A sense of ritual pervaded András Schiff’s Bach performance last night. The audience, clearly expecting something transcendent, was already hushed and attentive long before he took the stage. When he did, he cut a slight and unprepossessing figure, and his stage manner was straightforward and unflamboyant: a brief bow and then straight to the bench. Yet he seemed to have an aura about him, of authority and experience, lending weight and significance to his every move, like the celebrant in some secular observance. Then he performed the First Book of the 48, in its entirety and from memory, pausing only briefly between each work and never breaking his concentration in the entire two-hour span. And the audience hung on his every note, as focussed on the music as he was, and, remarkably, almost as able to maintain the intense concentration required.
But despite the sense of reverence, from the audience for the pianist, and from the pianist for the work, there was nothing dull or dour about this performance. Schiff brought light and colour to every one of the short movements. His touch at the keyboard is lively and nimble, his small hands scurrying around the keys with lightness and grace. His articulation, while always varied, is based on a clean but flowing portato; the individual notes and lines presented with rare clarity, but never at the expense of the music’s flow or of the overall form. He studiously avoids the sustain pedal, allowing the articulation of his fingerwork all the more clarity and focus. And the sound he draws from the Wigmore Hall’s piano is clear yet warm, attractive but never so comfortable as to detract from the detail of the music.

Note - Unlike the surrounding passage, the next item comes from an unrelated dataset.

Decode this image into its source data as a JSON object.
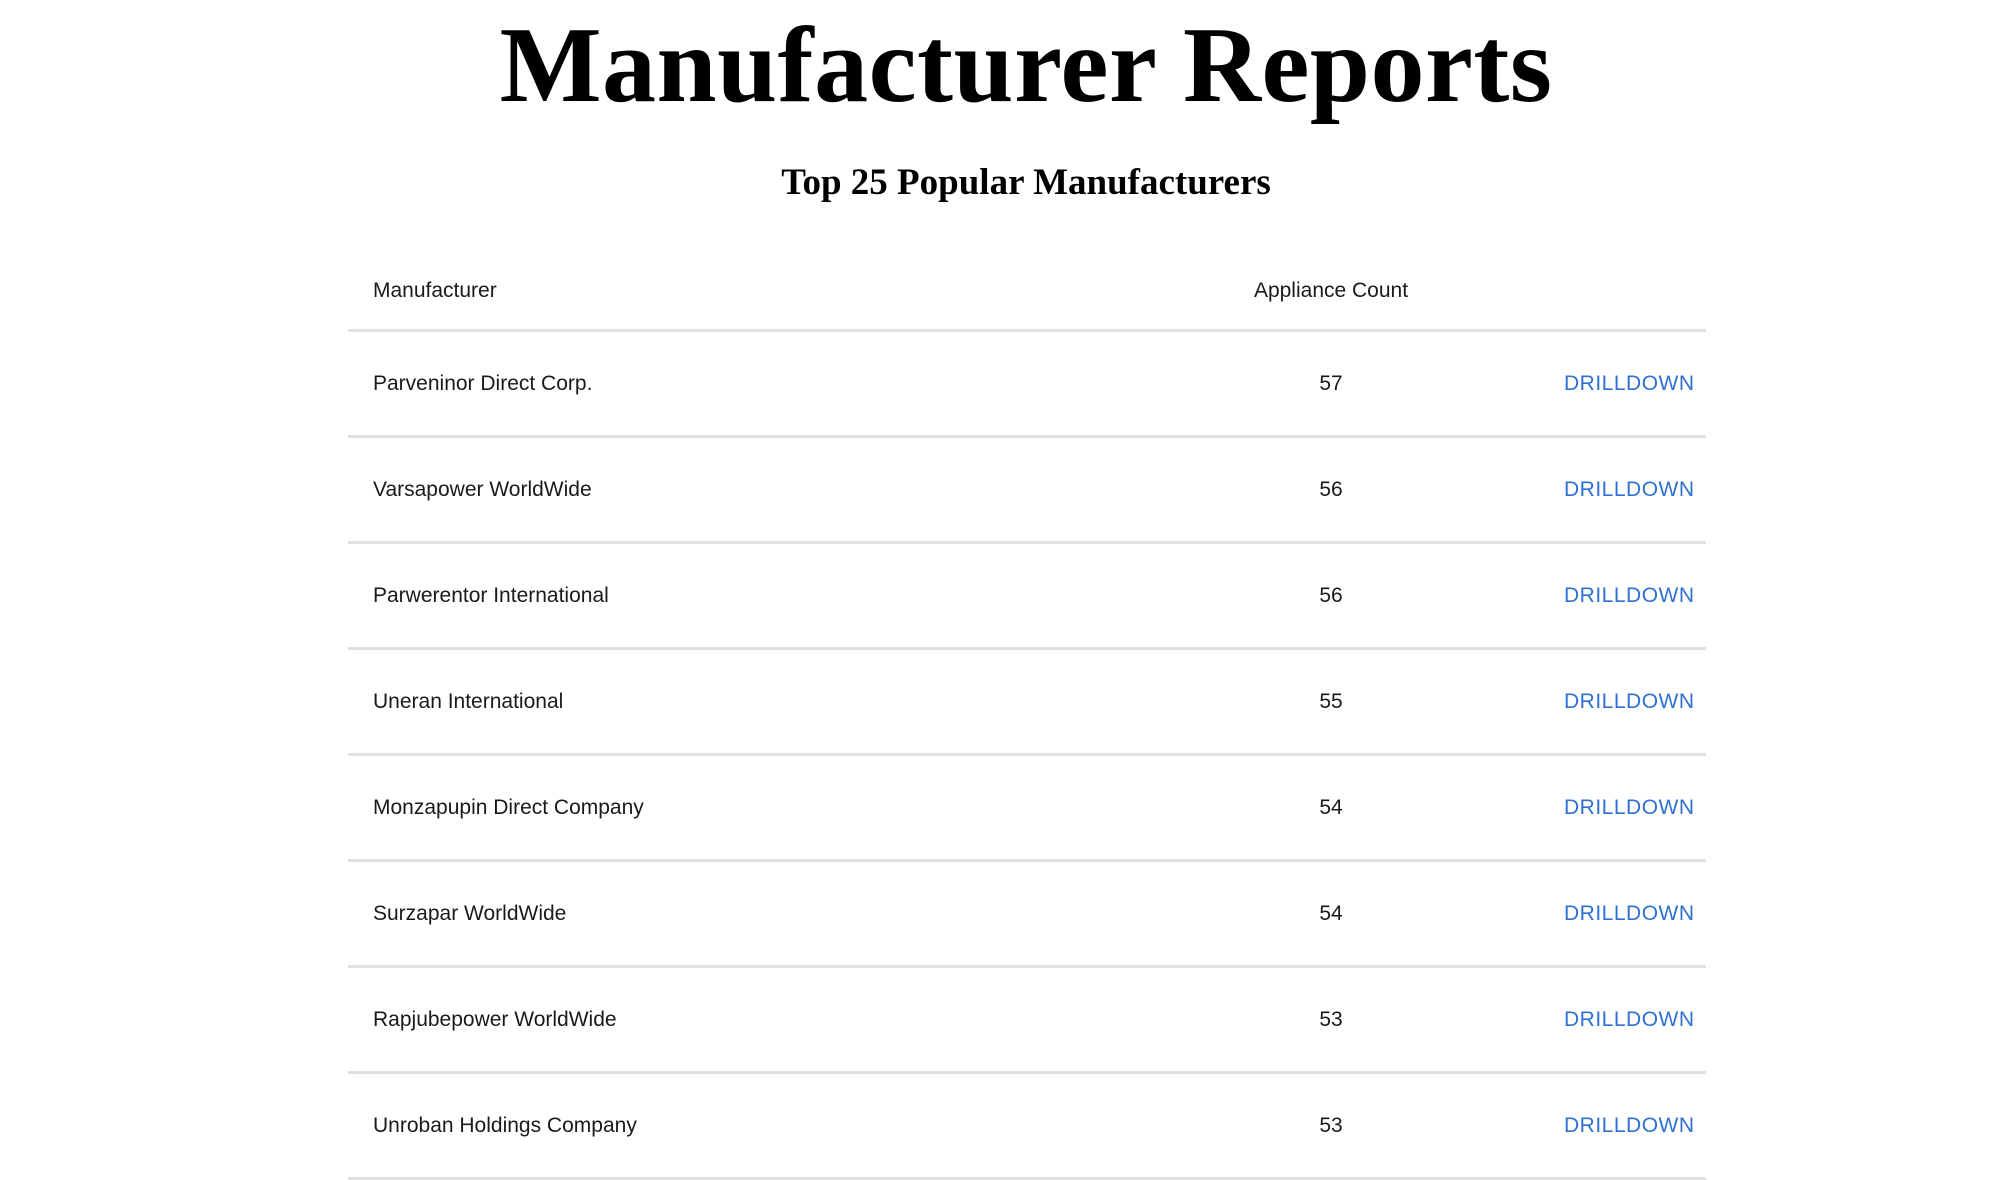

Typically, Schiff will begin a movement with a straightforward statement of the opening idea, then very gradually allow it to open out into the passagework and counterpoint that is the main substance of most of these works. He often emphasises the main theme in the more involved contrapuntal textures with a combination of louder dynamics and more pointed articulation. Under lesser hands, this could sound excessively literal or even patronising to the audience, but Schiff’s aim is always for clarity and interpretive focus, and the hierarchies he presents in the voice-leading serve only to extend the distinctive presentation of the melodic lines in the simpler passages.
Tempos are often brisk, but never to the point of trivialising the music. Schiff often gives the feeling that five, or even ten, minutes of music form a single, arching paragraph, gradually becoming more emotionally involved as it goes on. But then he’ll snap the audience out of it with a brisk and bracing reading of the more energetic movements, the E-Minor Fugue for example, or the G-Minor Fugue – given a surprisingly lively reading here.
Presenting the whole book as a single, unbroken musical statement risks projecting ideas onto the music that it won’t support. But in fact, Bach’s music proves remarkably adept to this treatment, even if it is a long way he from what he himself envisaged. Stylistic variety between the successive preludes avoids monotony, while the greater similarities between the fugues maintains a consistency too. That old pop producer’s trick of keeping a song interesting by raising its last chorus by a semitone happens throughout the 48, with the tonal centre rising a semitone every other piece to ensure a perpetual sense of freshness.
But András Schiff deserves as much credit for that as Bach. In fact, his conception requires him to play down the contrast between successive works, but the result is more subtle interactions between them, as the memory of the contrapuntal intrigues of a previous movement are continually roused by those of the one you’re listening to. Schiff also works within a fairly narrow range of dynamics and articulations, preferring contrast through minute gradations rather than overt extremes. It is an approach that requires listeners to focus in on every detail he presents, and to maintain their concentration for very long periods. Fortunately, that is exactly the reception his performance got from the Wigmore Hall audience, which augers well for his subsequent appearances in this series, which could yet tax and challenge listeners even more, but also offer similarly satisfying rewards.